Every day, when I get to the mari's, I have to regroup a little after each one, and I wonder if letting myself regroup has been helping me get deeper into the postures (such as it is for a beginner).  The marichasanas exhaust me. Weirdly, D now feels the easiest energetically of the 4, which I am sure either means I haven’t really gotten too deep into it yet, or that I am relieved to be done with them.

I have also been spending the weekend trying to make up missed training days for my feldenkrais program, and doing Awareness through Movement lessons. In the lessons, they emphasize the necessity of resting. For feldenkrais, the rests are when your nervous system integrates what you have done and actually learns. You are supposed to try to do each movement with a quality of attention as if you are doing it for the first time.
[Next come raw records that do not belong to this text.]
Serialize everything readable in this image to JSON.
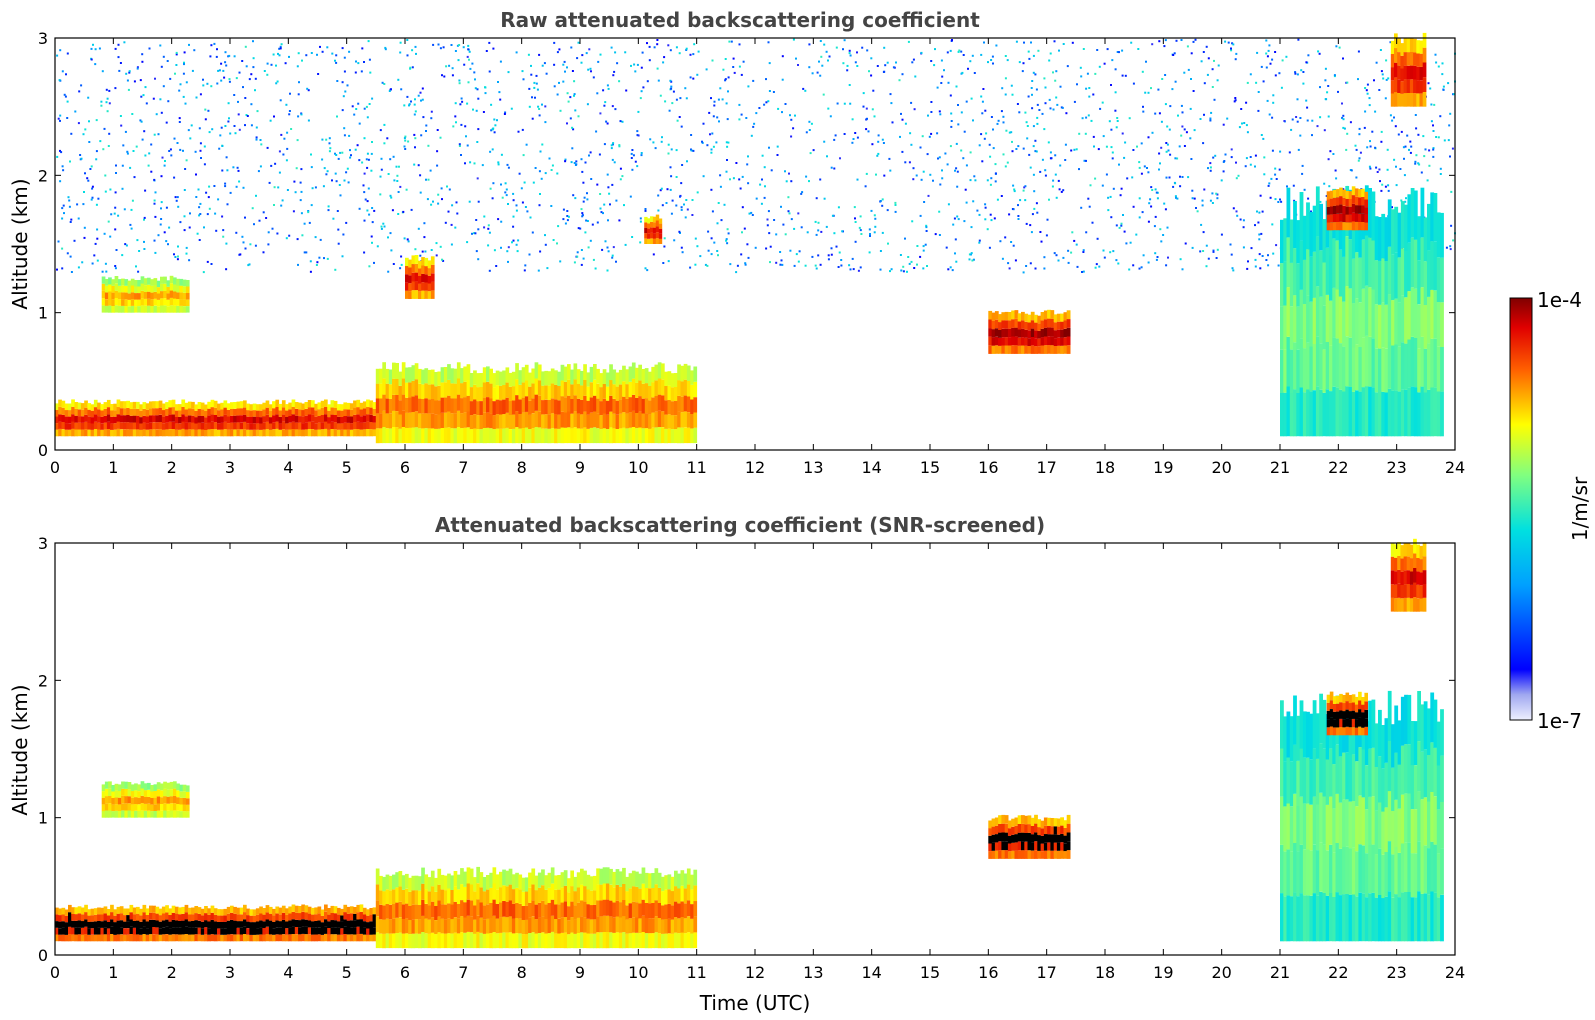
{
  "chart_data": [
    {
      "type": "heatmap",
      "title": "Raw attenuated backscattering coefficient",
      "xlabel": "",
      "ylabel": "Altitude (km)",
      "xlim": [
        0,
        24
      ],
      "ylim": [
        0,
        3
      ],
      "xticks": [
        "0",
        "1",
        "2",
        "3",
        "4",
        "5",
        "6",
        "7",
        "8",
        "9",
        "10",
        "11",
        "12",
        "13",
        "14",
        "15",
        "16",
        "17",
        "18",
        "19",
        "20",
        "21",
        "22",
        "23",
        "24"
      ],
      "yticks": [
        "0",
        "1",
        "2",
        "3"
      ],
      "colorbar": {
        "label": "1/m/sr",
        "min_label": "1e-7",
        "max_label": "1e-4",
        "scale": "log",
        "colormap": "jet"
      },
      "features": [
        {
          "feature": "boundary layer aerosol (high)",
          "x": [
            0,
            5.5
          ],
          "y": [
            0.1,
            0.35
          ],
          "level": 0.95
        },
        {
          "feature": "elevated aerosol layer",
          "x": [
            0.8,
            2.3
          ],
          "y": [
            1.0,
            1.25
          ],
          "level": 0.8
        },
        {
          "feature": "residual layer",
          "x": [
            5.5,
            11
          ],
          "y": [
            0.05,
            0.6
          ],
          "level": 0.85
        },
        {
          "feature": "cloud",
          "x": [
            6.0,
            6.5
          ],
          "y": [
            1.1,
            1.4
          ],
          "level": 0.95
        },
        {
          "feature": "cloud",
          "x": [
            10.1,
            10.4
          ],
          "y": [
            1.5,
            1.7
          ],
          "level": 0.95
        },
        {
          "feature": "cloud",
          "x": [
            16.0,
            17.4
          ],
          "y": [
            0.7,
            1.0
          ],
          "level": 1.0
        },
        {
          "feature": "convective plumes",
          "x": [
            21,
            23.8
          ],
          "y": [
            0.1,
            1.8
          ],
          "level": 0.6
        },
        {
          "feature": "cloud",
          "x": [
            21.8,
            22.5
          ],
          "y": [
            1.6,
            1.9
          ],
          "level": 1.0
        },
        {
          "feature": "cloud",
          "x": [
            22.9,
            23.5
          ],
          "y": [
            2.5,
            3.0
          ],
          "level": 0.95
        },
        {
          "feature": "background noise",
          "x": [
            0,
            24
          ],
          "y": [
            1.3,
            3.0
          ],
          "level": 0.25
        }
      ]
    },
    {
      "type": "heatmap",
      "title": "Attenuated backscattering coefficient (SNR-screened)",
      "xlabel": "Time (UTC)",
      "ylabel": "Altitude (km)",
      "xlim": [
        0,
        24
      ],
      "ylim": [
        0,
        3
      ],
      "xticks": [
        "0",
        "1",
        "2",
        "3",
        "4",
        "5",
        "6",
        "7",
        "8",
        "9",
        "10",
        "11",
        "12",
        "13",
        "14",
        "15",
        "16",
        "17",
        "18",
        "19",
        "20",
        "21",
        "22",
        "23",
        "24"
      ],
      "yticks": [
        "0",
        "1",
        "2",
        "3"
      ],
      "colorbar": {
        "label": "1/m/sr",
        "min_label": "1e-7",
        "max_label": "1e-4",
        "scale": "log",
        "colormap": "jet"
      },
      "features": [
        {
          "feature": "boundary layer aerosol (saturated)",
          "x": [
            0,
            5.5
          ],
          "y": [
            0.1,
            0.35
          ],
          "level": 1.0
        },
        {
          "feature": "elevated aerosol layer",
          "x": [
            0.8,
            2.3
          ],
          "y": [
            1.0,
            1.25
          ],
          "level": 0.8
        },
        {
          "feature": "residual layer",
          "x": [
            5.5,
            11
          ],
          "y": [
            0.05,
            0.6
          ],
          "level": 0.85
        },
        {
          "feature": "cloud",
          "x": [
            16.0,
            17.4
          ],
          "y": [
            0.7,
            1.0
          ],
          "level": 1.0
        },
        {
          "feature": "convective plumes",
          "x": [
            21,
            23.8
          ],
          "y": [
            0.1,
            1.8
          ],
          "level": 0.6
        },
        {
          "feature": "cloud",
          "x": [
            21.8,
            22.5
          ],
          "y": [
            1.6,
            1.9
          ],
          "level": 1.0
        },
        {
          "feature": "cloud",
          "x": [
            22.9,
            23.5
          ],
          "y": [
            2.5,
            3.0
          ],
          "level": 0.95
        }
      ]
    }
  ],
  "colors": {
    "title": "#444444",
    "colormap": "jet",
    "saturated": "#000000"
  }
}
Probably a great attitude to take into my yoga practice as well.

Really hoping that navasana is NOT coming this week. That is a pose I rather dread. I have no idea how the legs can be straight, let alone doing so many of them at once…

Last week was also my first week of going 5 days a week to the shala, since my injury. It made practice feel energetically better, and helped with my memory problems (ie remembering what pose or side of the pose comes next-yes, I can very easily forget what side I am on in seated!). I rewarded myself Friday with a trip out to King’s Sauna in NJ, which was pretty awesome. I can’t remember the last time I did something like that by myself. I am definitely going back next month. It isn’t as posh in some ways as Spa Castle, but it is also not a day trip just to get there and back. They had a sauna and a hot tub with mugwort (I think that is what it was)..very rejuvenating. Being a Korean sauna place..it is open 24/7 (just like Koreatown here, which is the only truly open all night part of Manhattan, as I know from my salsa dancing days.)


I went to a wild edible and medicinal plants walk in my neighborhood today. This is my first attempt at wild plant cooking. Sauteed violet leaves with wild spinach, onion, garlic and hemp seeds. Going to try making mugwort tea later to add to my bath, as it should relieve my rather sore hip muscles.